O Projeto de Lei do Senado (PLS) 280/2016, já tramita na Comissão de Constituição, Justiça e Cidadania (CCJ) do Senado Federal. O assunto chegou a ser apreciado em 2016, mas o então presidente do Senado, Renan Calheiros, responsável também pela criação do projeto, retirou a matéria da pauta, após protestos do Judiciário e Ministério Público em todo o país.
Pontos polêmicos
Um dos pontos polêmicos da matéria prevê que servidores públicos - no caso de policiais -, membros do Judiciário e do Ministério Público, possam ser punidos caso sejam determinadas prisões "fora das hipóteses legais", como ao submeter presos ao uso de algemas sem que apresentem resistência à prisão e fazer escutas sem autorização judicial, atingindo "terceiros não incluídos no processo judicial ou inquérito".
O projeto também reforça proibições que, de uma forma ou de outra, já existem. O ponto central da polêmica, no entanto, é o artigo 30, que o MP e o Judiciário consideram que deixa margem para interpretações que podem tirar a independência da atuação de procuradores e juízes. O artigo prevê pena de reclusão de um a cinco anos, mais multa para autoridade que der início a processo sem justa causa fundamentada.
OAB defende aprovação
Em âmbito nacional a Ordem dos Advogados do Brasil (OAB), defende aprovação da lei, mas com ressalvas. Segundo o presidente da subseção da entidade em Erechim, Alessandro Bonatto, a liberdade dos profissionais precisa ser garantida. Ele explica que as alterações precisam ser analisadas com atenção pelo Congresso Nacional para não ferir direitos já garantidos. "Todas as alterações devem ser feitas dentro de preceitos maiores, em que são necessários para cada profissional", finaliza.
Medidas que afrontam
De acordo com o presidente da Associação de Juízes do Rio Grande do Sul (Ajuris), Gilberto Schäfer, as medidas afrontam a Constituição e os interesses da sociedade, pois usurpam o direito da população em ter um Ministério Público e um Judiciário, capazes de atuar com independência pela garantia dos direitos constitucionais. "Esta intimidação e o ataque as prerrogativas que dão segurança à atuação dos magistrados e promotores têm como objetivo evitar um trabalho sério e efetivo de combate à corrupção" destacou o presidente.

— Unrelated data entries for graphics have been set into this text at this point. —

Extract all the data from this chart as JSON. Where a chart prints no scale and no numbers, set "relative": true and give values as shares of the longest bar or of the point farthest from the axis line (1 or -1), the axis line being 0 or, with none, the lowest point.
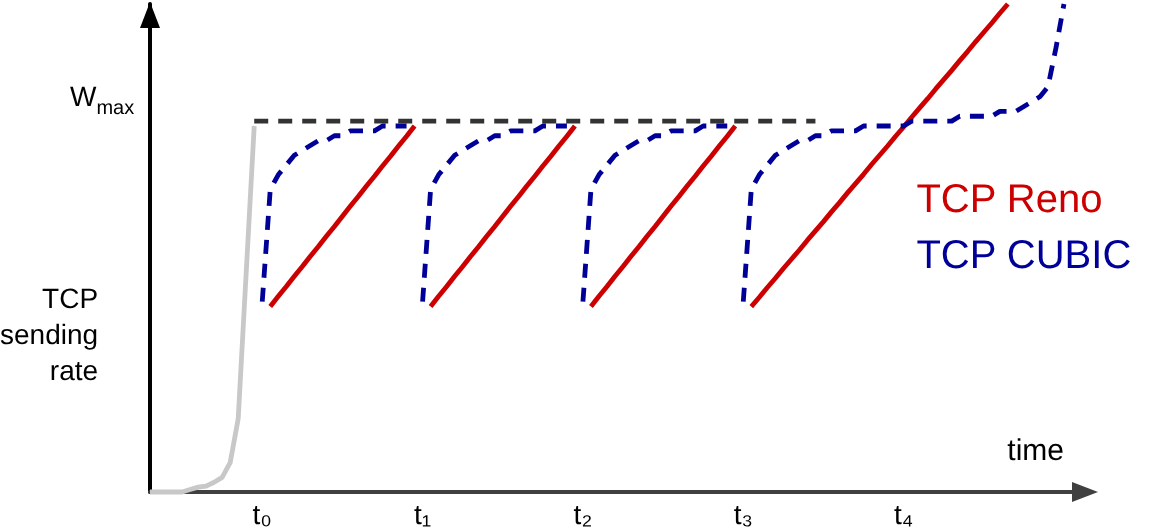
{
  "chart_data": {
    "type": "line",
    "relative": true,
    "ylabel": "TCP sending rate",
    "xlabel": "time",
    "marker": "none",
    "legend": "right",
    "grid": false,
    "categories": [
      null,
      null,
      null,
      null,
      null,
      null,
      null,
      null,
      null,
      null,
      null,
      null,
      null,
      null,
      "t₀",
      null,
      null,
      null,
      null,
      null,
      null,
      null,
      null,
      null,
      null,
      null,
      null,
      null,
      null,
      null,
      null,
      null,
      null,
      null,
      "t₁",
      null,
      null,
      null,
      null,
      null,
      null,
      null,
      null,
      null,
      null,
      null,
      null,
      null,
      null,
      null,
      null,
      null,
      null,
      null,
      "t₂",
      null,
      null,
      null,
      null,
      null,
      null,
      null,
      null,
      null,
      null,
      null,
      null,
      null,
      null,
      null,
      null,
      null,
      null,
      null,
      "t₃",
      null,
      null,
      null,
      null,
      null,
      null,
      null,
      null,
      null,
      null,
      null,
      null,
      null,
      null,
      null,
      null,
      null,
      null,
      null,
      "t₄",
      null,
      null,
      null,
      null,
      null,
      null,
      null,
      null,
      null,
      null,
      null,
      null,
      null,
      null,
      null,
      null,
      null,
      null,
      null,
      null,
      null,
      null
    ],
    "annotations": [
      "W$_{max}$"
    ],
    "series": [
      {
        "color": "#c8c8c8",
        "line_style": "solid",
        "values": [
          0,
          0,
          0,
          0,
          0,
          0.005,
          0.01,
          0.012,
          0.02,
          0.03,
          0.06,
          0.15,
          0.45,
          0.75,
          null,
          null,
          null,
          null,
          null,
          null,
          null,
          null,
          null,
          null,
          null,
          null,
          null,
          null,
          null,
          null,
          null,
          null,
          null,
          null,
          null,
          null,
          null,
          null,
          null,
          null,
          null,
          null,
          null,
          null,
          null,
          null,
          null,
          null,
          null,
          null,
          null,
          null,
          null,
          null,
          null,
          null,
          null,
          null,
          null,
          null,
          null,
          null,
          null,
          null,
          null,
          null,
          null,
          null,
          null,
          null,
          null,
          null,
          null,
          null,
          null,
          null,
          null,
          null,
          null,
          null,
          null,
          null,
          null,
          null,
          null,
          null,
          null,
          null,
          null,
          null,
          null,
          null,
          null,
          null,
          null,
          null,
          null,
          null,
          null,
          null,
          null,
          null,
          null,
          null,
          null,
          null,
          null,
          null,
          null,
          null,
          null,
          null,
          null,
          null,
          null,
          null,
          null
        ]
      },
      {
        "color": "#333333",
        "line_style": "dashed",
        "values": [
          null,
          null,
          null,
          null,
          null,
          null,
          null,
          null,
          null,
          null,
          null,
          null,
          null,
          0.76,
          0.76,
          0.76,
          0.76,
          0.76,
          0.76,
          0.76,
          0.76,
          0.76,
          0.76,
          0.76,
          0.76,
          0.76,
          0.76,
          0.76,
          0.76,
          0.76,
          0.76,
          0.76,
          0.76,
          0.76,
          0.76,
          0.76,
          0.76,
          0.76,
          0.76,
          0.76,
          0.76,
          0.76,
          0.76,
          0.76,
          0.76,
          0.76,
          0.76,
          0.76,
          0.76,
          0.76,
          0.76,
          0.76,
          0.76,
          0.76,
          0.76,
          0.76,
          0.76,
          0.76,
          0.76,
          0.76,
          0.76,
          0.76,
          0.76,
          0.76,
          0.76,
          0.76,
          0.76,
          0.76,
          0.76,
          0.76,
          0.76,
          0.76,
          0.76,
          0.76,
          0.76,
          0.76,
          0.76,
          0.76,
          0.76,
          0.76,
          0.76,
          0.76,
          0.76,
          0.76,
          null,
          null,
          null,
          null,
          null,
          null,
          null,
          null,
          null,
          null,
          null,
          null,
          null,
          null,
          null,
          null,
          null,
          null,
          null,
          null,
          null,
          null,
          null,
          null,
          null,
          null,
          null,
          null,
          null,
          null,
          null,
          null,
          null
        ]
      },
      {
        "name": "TCP Reno",
        "color": "#cc0000",
        "line_style": "solid",
        "values": [
          null,
          null,
          null,
          null,
          null,
          null,
          null,
          null,
          null,
          null,
          null,
          null,
          null,
          null,
          null,
          0.38,
          0.401,
          0.421,
          0.442,
          0.462,
          0.483,
          0.503,
          0.524,
          0.544,
          0.565,
          0.586,
          0.606,
          0.627,
          0.647,
          0.668,
          0.688,
          0.709,
          0.729,
          0.75,
          null,
          0.38,
          0.401,
          0.421,
          0.442,
          0.462,
          0.483,
          0.503,
          0.524,
          0.544,
          0.565,
          0.586,
          0.606,
          0.627,
          0.647,
          0.668,
          0.688,
          0.709,
          0.729,
          0.75,
          null,
          0.38,
          0.401,
          0.421,
          0.442,
          0.462,
          0.483,
          0.503,
          0.524,
          0.544,
          0.565,
          0.586,
          0.606,
          0.627,
          0.647,
          0.668,
          0.688,
          0.709,
          0.729,
          0.75,
          null,
          0.38,
          0.399,
          0.419,
          0.438,
          0.458,
          0.477,
          0.496,
          0.516,
          0.535,
          0.554,
          0.574,
          0.593,
          0.613,
          0.632,
          0.651,
          0.671,
          0.69,
          0.709,
          0.729,
          0.748,
          0.768,
          0.787,
          0.806,
          0.826,
          0.845,
          0.864,
          0.884,
          0.903,
          0.923,
          0.942,
          0.961,
          0.981,
          1,
          null,
          null,
          null,
          null,
          null,
          null,
          null,
          null,
          null
        ]
      },
      {
        "name": "TCP CUBIC",
        "color": "#000099",
        "line_style": "dashed",
        "values": [
          null,
          null,
          null,
          null,
          null,
          null,
          null,
          null,
          null,
          null,
          null,
          null,
          null,
          null,
          0.39,
          0.62,
          0.65,
          0.67,
          0.69,
          0.7,
          0.71,
          0.72,
          0.72,
          0.73,
          0.73,
          0.74,
          0.74,
          0.74,
          0.74,
          0.75,
          0.75,
          0.75,
          0.75,
          null,
          0.39,
          0.62,
          0.65,
          0.67,
          0.69,
          0.7,
          0.71,
          0.72,
          0.72,
          0.73,
          0.73,
          0.74,
          0.74,
          0.74,
          0.74,
          0.75,
          0.75,
          0.75,
          0.75,
          null,
          0.39,
          0.62,
          0.65,
          0.67,
          0.69,
          0.7,
          0.71,
          0.72,
          0.72,
          0.73,
          0.73,
          0.74,
          0.74,
          0.74,
          0.74,
          0.75,
          0.75,
          0.75,
          0.75,
          null,
          0.39,
          0.62,
          0.65,
          0.67,
          0.69,
          0.7,
          0.71,
          0.72,
          0.72,
          0.73,
          0.73,
          0.74,
          0.74,
          0.74,
          0.74,
          0.75,
          0.75,
          0.75,
          0.75,
          0.75,
          0.75,
          0.76,
          0.76,
          0.76,
          0.76,
          0.76,
          0.76,
          0.77,
          0.77,
          0.77,
          0.77,
          0.77,
          0.78,
          0.78,
          0.78,
          0.79,
          0.8,
          0.81,
          0.83,
          0.91,
          1,
          null,
          null
        ]
      }
    ]
  }
}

Schäfer, explica que ação não tem o objetivo de aprimorar o combate à corrupção, mas sim o de punir aqueles que estão fazendo o seu papel de colocar nos cárceres, corruptos em dezenas de operações - como a Lava-Jato -, assim como os que conduzem milhões de outros processos cíveis e criminais no Brasil. "Colocar-se contra a corrupção é não fragilizar aqueles que a combatem. O Judiciário fortalecido é pressuposto essencial do Estado Democrático de Direito", finaliza.
Para o juiz de Direito e professor da Escola Superior da Magistratura da AJURIS,Orlando Faccini Neto, este não é o momento do tema ser debatido. Ele ressalta que melhor seria aguardar a turbulência causada pela operação Lava Jato para que a proposta possa ser analisada com calma em comissões que comportem também representantes de poderes como o judiciário e órgãos como MP. "Acredito que a lei que temos atualmente vem cumprindo seu dever de proteger estes agentes da lei que buscam cumprir seu papel. Esta mudança não pode se tornar uma resposta dos políticos às ações de combate à corrupção que vem sendo realizada em todo o país", finaliza o jurista.